With the number of videos grows tremendously, video understanding becomes a hot question and a challenging direction in computer vision. Temporal action detection (TAD) is thus one of the most crucial and challenging problems for video understanding in computer vision. It has wide use-cases in Social-media, Healthcare and  Film Industry.

For a long untrimmed video, temporal action localisation mainly solves two tasks which are recognition and localisation. Specifically,

  1. When does the action occur, that is the start time and the end time of the action
  2. What category does each proposal belong to (such as waving, climbing, or basketball-dunk).

Although both action recognition and action detection are important tasks of video understanding, temporal action detection is more challenging than action recognition. The difficulties mostly lies in:

  1. Temporal complexity
  2. Costly annotation
  3. Class imbalance
  4. Real-world generalisability.

This thesis is aimed in solving these aforementioned issues in a holistic fashion. To solve temporal complexity, we reformulate the inefficient proposal-based start/end regression problem into a more efficient proposal-free binary action mask prediction problem. This gives our model faster training and inference speed than the competitors.

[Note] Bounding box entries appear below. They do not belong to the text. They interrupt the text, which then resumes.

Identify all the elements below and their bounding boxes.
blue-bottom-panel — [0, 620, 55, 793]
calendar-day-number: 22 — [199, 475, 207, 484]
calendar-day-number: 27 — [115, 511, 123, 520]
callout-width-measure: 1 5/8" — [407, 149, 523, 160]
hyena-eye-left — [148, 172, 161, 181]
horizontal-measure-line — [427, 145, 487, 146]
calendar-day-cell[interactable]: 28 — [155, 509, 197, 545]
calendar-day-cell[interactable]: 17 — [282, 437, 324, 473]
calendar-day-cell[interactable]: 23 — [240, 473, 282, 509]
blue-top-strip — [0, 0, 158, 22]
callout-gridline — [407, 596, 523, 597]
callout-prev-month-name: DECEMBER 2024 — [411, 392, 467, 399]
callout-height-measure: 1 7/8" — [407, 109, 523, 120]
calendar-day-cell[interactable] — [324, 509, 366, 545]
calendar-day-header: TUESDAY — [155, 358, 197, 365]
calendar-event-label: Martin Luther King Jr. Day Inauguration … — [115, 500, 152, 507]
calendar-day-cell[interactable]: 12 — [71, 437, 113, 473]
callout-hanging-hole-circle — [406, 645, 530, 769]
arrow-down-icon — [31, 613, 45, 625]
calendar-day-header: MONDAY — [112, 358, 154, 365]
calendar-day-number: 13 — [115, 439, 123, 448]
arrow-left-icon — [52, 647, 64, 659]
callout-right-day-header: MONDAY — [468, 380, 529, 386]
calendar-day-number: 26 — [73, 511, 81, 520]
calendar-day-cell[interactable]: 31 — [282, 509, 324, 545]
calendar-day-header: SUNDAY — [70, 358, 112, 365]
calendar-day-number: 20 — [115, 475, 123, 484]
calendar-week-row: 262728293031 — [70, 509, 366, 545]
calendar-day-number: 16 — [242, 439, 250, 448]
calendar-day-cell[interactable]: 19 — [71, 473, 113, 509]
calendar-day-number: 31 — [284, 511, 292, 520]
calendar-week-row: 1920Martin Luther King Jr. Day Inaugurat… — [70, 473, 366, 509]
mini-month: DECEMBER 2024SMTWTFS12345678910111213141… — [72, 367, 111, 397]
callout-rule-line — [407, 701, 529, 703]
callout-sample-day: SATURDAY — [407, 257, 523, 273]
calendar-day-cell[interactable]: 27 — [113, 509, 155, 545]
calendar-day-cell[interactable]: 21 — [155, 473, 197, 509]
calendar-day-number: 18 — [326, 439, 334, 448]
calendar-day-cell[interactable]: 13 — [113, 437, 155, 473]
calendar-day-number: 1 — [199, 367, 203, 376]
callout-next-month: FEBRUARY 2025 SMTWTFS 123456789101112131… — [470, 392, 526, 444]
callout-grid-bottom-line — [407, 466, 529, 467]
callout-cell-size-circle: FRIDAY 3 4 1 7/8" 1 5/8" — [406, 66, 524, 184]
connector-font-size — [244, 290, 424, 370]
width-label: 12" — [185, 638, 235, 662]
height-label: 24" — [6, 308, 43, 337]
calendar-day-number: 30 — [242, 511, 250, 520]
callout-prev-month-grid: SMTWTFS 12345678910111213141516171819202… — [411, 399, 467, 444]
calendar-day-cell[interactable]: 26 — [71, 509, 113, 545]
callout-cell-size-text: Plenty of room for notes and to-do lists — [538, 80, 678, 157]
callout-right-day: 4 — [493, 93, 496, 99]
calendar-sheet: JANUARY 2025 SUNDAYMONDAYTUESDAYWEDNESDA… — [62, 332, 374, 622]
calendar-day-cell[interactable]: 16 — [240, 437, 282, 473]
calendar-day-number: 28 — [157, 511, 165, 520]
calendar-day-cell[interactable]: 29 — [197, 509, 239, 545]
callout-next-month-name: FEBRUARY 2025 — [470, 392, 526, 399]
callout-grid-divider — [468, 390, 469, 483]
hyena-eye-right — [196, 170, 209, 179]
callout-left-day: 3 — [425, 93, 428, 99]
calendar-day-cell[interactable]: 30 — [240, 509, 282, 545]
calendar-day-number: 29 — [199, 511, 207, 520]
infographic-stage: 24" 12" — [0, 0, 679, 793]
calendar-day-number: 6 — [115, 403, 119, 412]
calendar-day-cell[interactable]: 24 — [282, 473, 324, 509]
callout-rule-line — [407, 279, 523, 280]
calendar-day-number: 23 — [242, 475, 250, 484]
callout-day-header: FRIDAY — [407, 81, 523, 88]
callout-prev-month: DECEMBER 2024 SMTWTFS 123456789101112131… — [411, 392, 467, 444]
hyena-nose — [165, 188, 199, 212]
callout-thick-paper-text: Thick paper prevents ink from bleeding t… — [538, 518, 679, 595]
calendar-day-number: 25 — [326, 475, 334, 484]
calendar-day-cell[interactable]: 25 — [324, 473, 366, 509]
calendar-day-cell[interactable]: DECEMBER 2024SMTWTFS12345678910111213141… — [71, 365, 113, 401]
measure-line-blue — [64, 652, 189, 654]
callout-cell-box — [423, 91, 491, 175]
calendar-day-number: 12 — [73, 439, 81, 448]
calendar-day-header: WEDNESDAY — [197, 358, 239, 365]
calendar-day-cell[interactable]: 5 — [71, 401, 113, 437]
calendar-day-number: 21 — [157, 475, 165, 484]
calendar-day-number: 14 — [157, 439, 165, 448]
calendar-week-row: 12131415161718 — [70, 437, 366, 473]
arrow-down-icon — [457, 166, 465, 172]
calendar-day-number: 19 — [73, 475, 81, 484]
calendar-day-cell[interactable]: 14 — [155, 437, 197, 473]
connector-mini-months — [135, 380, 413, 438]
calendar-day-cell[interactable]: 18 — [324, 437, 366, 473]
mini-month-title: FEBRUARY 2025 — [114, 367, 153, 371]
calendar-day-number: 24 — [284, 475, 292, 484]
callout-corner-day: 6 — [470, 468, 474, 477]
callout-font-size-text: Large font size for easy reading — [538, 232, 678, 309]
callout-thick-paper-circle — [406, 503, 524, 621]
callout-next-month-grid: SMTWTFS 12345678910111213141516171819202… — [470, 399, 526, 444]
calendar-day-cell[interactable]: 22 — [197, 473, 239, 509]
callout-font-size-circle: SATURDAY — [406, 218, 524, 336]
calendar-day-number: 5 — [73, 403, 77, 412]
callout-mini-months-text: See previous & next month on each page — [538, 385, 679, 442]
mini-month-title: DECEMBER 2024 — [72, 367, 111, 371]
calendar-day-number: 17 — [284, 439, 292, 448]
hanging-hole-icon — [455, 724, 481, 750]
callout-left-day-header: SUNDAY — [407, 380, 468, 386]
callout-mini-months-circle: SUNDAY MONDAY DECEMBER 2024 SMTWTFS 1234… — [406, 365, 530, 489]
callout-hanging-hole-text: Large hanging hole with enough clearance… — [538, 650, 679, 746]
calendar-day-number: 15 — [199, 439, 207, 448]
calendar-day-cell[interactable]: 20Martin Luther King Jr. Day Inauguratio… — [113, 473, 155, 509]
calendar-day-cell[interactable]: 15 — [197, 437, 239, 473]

In the second part of our thesis, we discover that existing TAD models suffers from localisation-error propagation issue due to the inherent two-stage (proposal prediction then classification) design. When trained with partial labels (e.g. semi-supervised setting) it worsens further thus leading to inferior performance. We solved this by proposing a novel single-stage design and a novel self-supervised pre-text task to utilize unlabeled videos.

The third chapter focuses on TAD problem in even fewer data (e.g. few-shot setting). In such a scenario, it suffers from intra-class variance in the support set thus our solution lies in designs that mitigate this variance. We further showcase that incorporating multimodal data (e.g video and text) in the support set can solve this intra-class variance further.

Finally, in the last chapter, we focus on solving TAD when there is no annotation for the novel open-world videos (i.e zero-shot setting). We utilized the large-scale pretraining of vision-language models to compensate for the lack of training annotations. We also demonstrate that large-scale models are not directly applicable to dense-detection tasks like TAD.

Given the contributions above, this thesis proposes to solve the problem of TAD towards making it more practical and generalizable to real world. As we have shown a potential designs and methods to solve TAD problems in various data scarce and efficiency scenario, we suggest future work focuses on more general direction of generative modeling and also extending the algorithms to egocentric videos.